Остатки старой гвардии окружали Дондоло, когда он стоял перед грузовиком, который должен был отвезти его на приемный пункт пополнения; тут были и главный механик Лорд, и Вейданек, которого теперь сделали старшим поваром. Машина была уже нагружена и готова к отправлению, но ее задерживал Дондоло.
Он сказал шоферу:
— Мне надо еще кое с кем попрощаться. Не беспокойся. Я тоже хочу отсюда убраться!
Когда Бинг по обыкновению явился в студию с докладом, Дондоло выступил вперед, пропищав: «Что такое?», и вместе со своими приспешниками загородил Бингу дорогу.
— Что такое? — передразнил его Бинг. — Я вам скажу, что, — вас выставили! Больше уж не будете устраивать пакостей, это была последняя, и на сей раз она вам с рук не сошла. Вот что!
— Знаете новость? — спросил Дондоло.
Бинг еще ничего не знал и, не желая узнавать новости от Дондоло, промолчал.
Дондоло сказал:
— Немцы наступают по всему фронту. К востоку отсюда они прорвали линию обороны! Четверть часа назад это передавали по радио!
— Что такое?… — невольно вырвалось у Бинга.

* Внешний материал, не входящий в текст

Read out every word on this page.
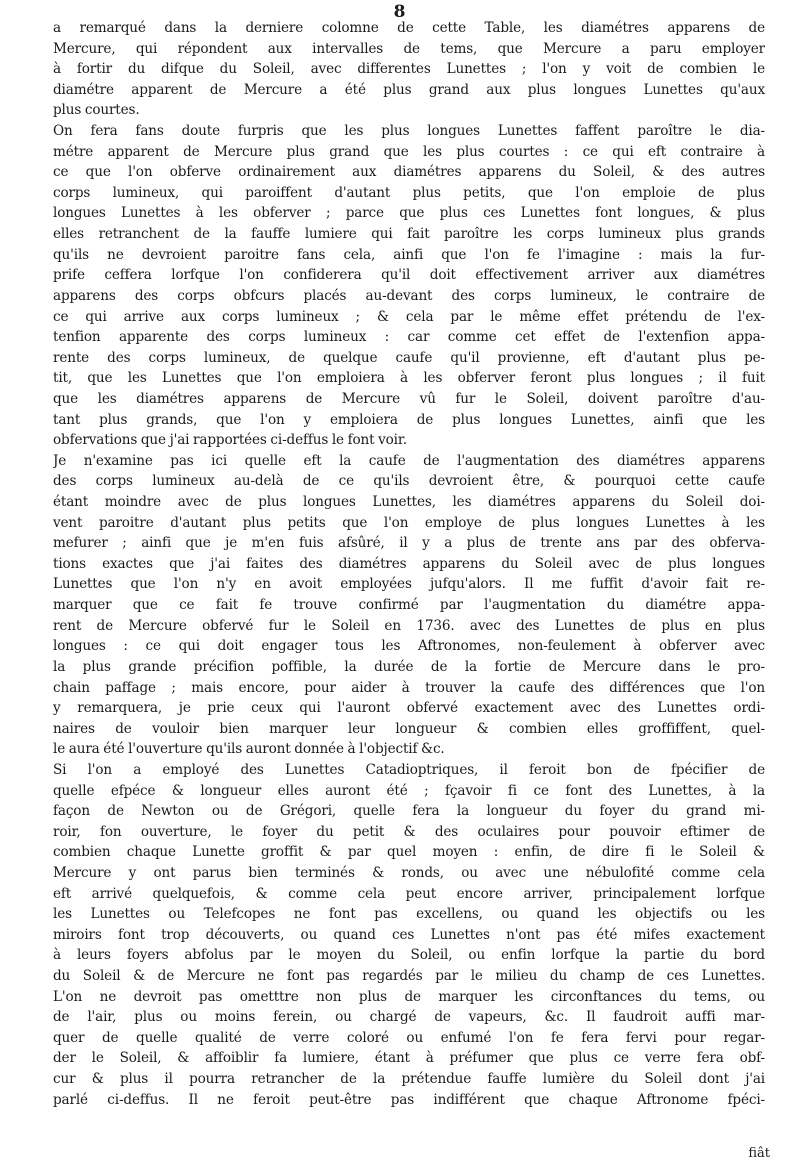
8
a remarqué dans la derniere colomne de cette Table, les diamétres apparens de
Mercure, qui répondent aux intervalles de tems, que Mercure a paru employer
à fortir du difque du Soleil, avec differentes Lunettes ; l'on y voit de combien le
diamétre apparent de Mercure a été plus grand aux plus longues Lunettes qu'aux
plus courtes.
On fera fans doute furpris que les plus longues Lunettes faffent paroître le dia-
métre apparent de Mercure plus grand que les plus courtes : ce qui eft contraire à
ce que l'on obferve ordinairement aux diamétres apparens du Soleil, & des autres
corps lumineux, qui paroiffent d'autant plus petits, que l'on emploie de plus
longues Lunettes à les obferver ; parce que plus ces Lunettes font longues, & plus
elles retranchent de la fauffe lumiere qui fait paroître les corps lumineux plus grands
qu'ils ne devroient paroitre fans cela, ainfi que l'on fe l'imagine : mais la fur-
prife ceffera lorfque l'on confiderera qu'il doit effectivement arriver aux diamétres
apparens des corps obfcurs placés au-devant des corps lumineux, le contraire de
ce qui arrive aux corps lumineux ; & cela par le même effet prétendu de l'ex-
tenfion apparente des corps lumineux : car comme cet effet de l'extenfion appa-
rente des corps lumineux, de quelque caufe qu'il provienne, eft d'autant plus pe-
tit, que les Lunettes que l'on emploiera à les obferver feront plus longues ; il fuit
que les diamétres apparens de Mercure vû fur le Soleil, doivent paroître d'au-
tant plus grands, que l'on y emploiera de plus longues Lunettes, ainfi que les
obfervations que j'ai rapportées ci-deffus le font voir.
Je n'examine pas ici quelle eft la caufe de l'augmentation des diamétres apparens
des corps lumineux au-delà de ce qu'ils devroient être, & pourquoi cette caufe
étant moindre avec de plus longues Lunettes, les diamétres apparens du Soleil doi-
vent paroitre d'autant plus petits que l'on employe de plus longues Lunettes à les
mefurer ; ainfi que je m'en fuis afsûré, il y a plus de trente ans par des obferva-
tions exactes que j'ai faites des diamétres apparens du Soleil avec de plus longues
Lunettes que l'on n'y en avoit employées jufqu'alors. Il me fuffit d'avoir fait re-
marquer que ce fait fe trouve confirmé par l'augmentation du diamétre appa-
rent de Mercure obfervé fur le Soleil en 1736. avec des Lunettes de plus en plus
longues : ce qui doit engager tous les Aftronomes, non-feulement à obferver avec
la plus grande précifion poffible, la durée de la fortie de Mercure dans le pro-
chain paffage ; mais encore, pour aider à trouver la caufe des différences que l'on
y remarquera, je prie ceux qui l'auront obfervé exactement avec des Lunettes ordi-
naires de vouloir bien marquer leur longueur & combien elles groffiffent, quel-
le aura été l'ouverture qu'ils auront donnée à l'objectif &c.
Si l'on a employé des Lunettes Catadioptriques, il feroit bon de fpécifier de
quelle efpéce & longueur elles auront été ; fçavoir fi ce font des Lunettes, à la
façon de Newton ou de Grégori, quelle fera la longueur du foyer du grand mi-
roir, fon ouverture, le foyer du petit & des oculaires pour pouvoir eftimer de
combien chaque Lunette groffit & par quel moyen : enfin, de dire fi le Soleil &
Mercure y ont parus bien terminés & ronds, ou avec une nébulofité comme cela
eft arrivé quelquefois, & comme cela peut encore arriver, principalement lorfque
les Lunettes ou Telefcopes ne font pas excellens, ou quand les objectifs ou les
miroirs font trop découverts, ou quand ces Lunettes n'ont pas été mifes exactement
à leurs foyers abfolus par le moyen du Soleil, ou enfin lorfque la partie du bord
du Soleil & de Mercure ne font pas regardés par le milieu du champ de ces Lunettes.
L'on ne devroit pas ometttre non plus de marquer les circonftances du tems, ou
de l'air, plus ou moins ferein, ou chargé de vapeurs, &c. Il faudroit auffi mar-
quer de quelle qualité de verre coloré ou enfumé l'on fe fera fervi pour regar-
der le Soleil, & affoiblir fa lumiere, étant à préfumer que plus ce verre fera obf-
cur & plus il pourra retrancher de la prétendue fauffe lumière du Soleil dont j'ai
parlé ci-deffus. Il ne feroit peut-être pas indifférent que chaque Aftronome fpéci-
fiât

— Что такое? — Дондоло, Лорд, Вейданек, даже незнакомый шофер разразились громким хохотом.
У Бинга помутилось в голове, он словно физически ощутил этот удар. У него мелькнула странная мысль, что он этого ожидал; он вспомнил даже, что именно так и сказал Трою тогда в Энсдорфе. И это исполнилось; Дондоло объявил это так, будто немецкое наступление было делом его личной мести.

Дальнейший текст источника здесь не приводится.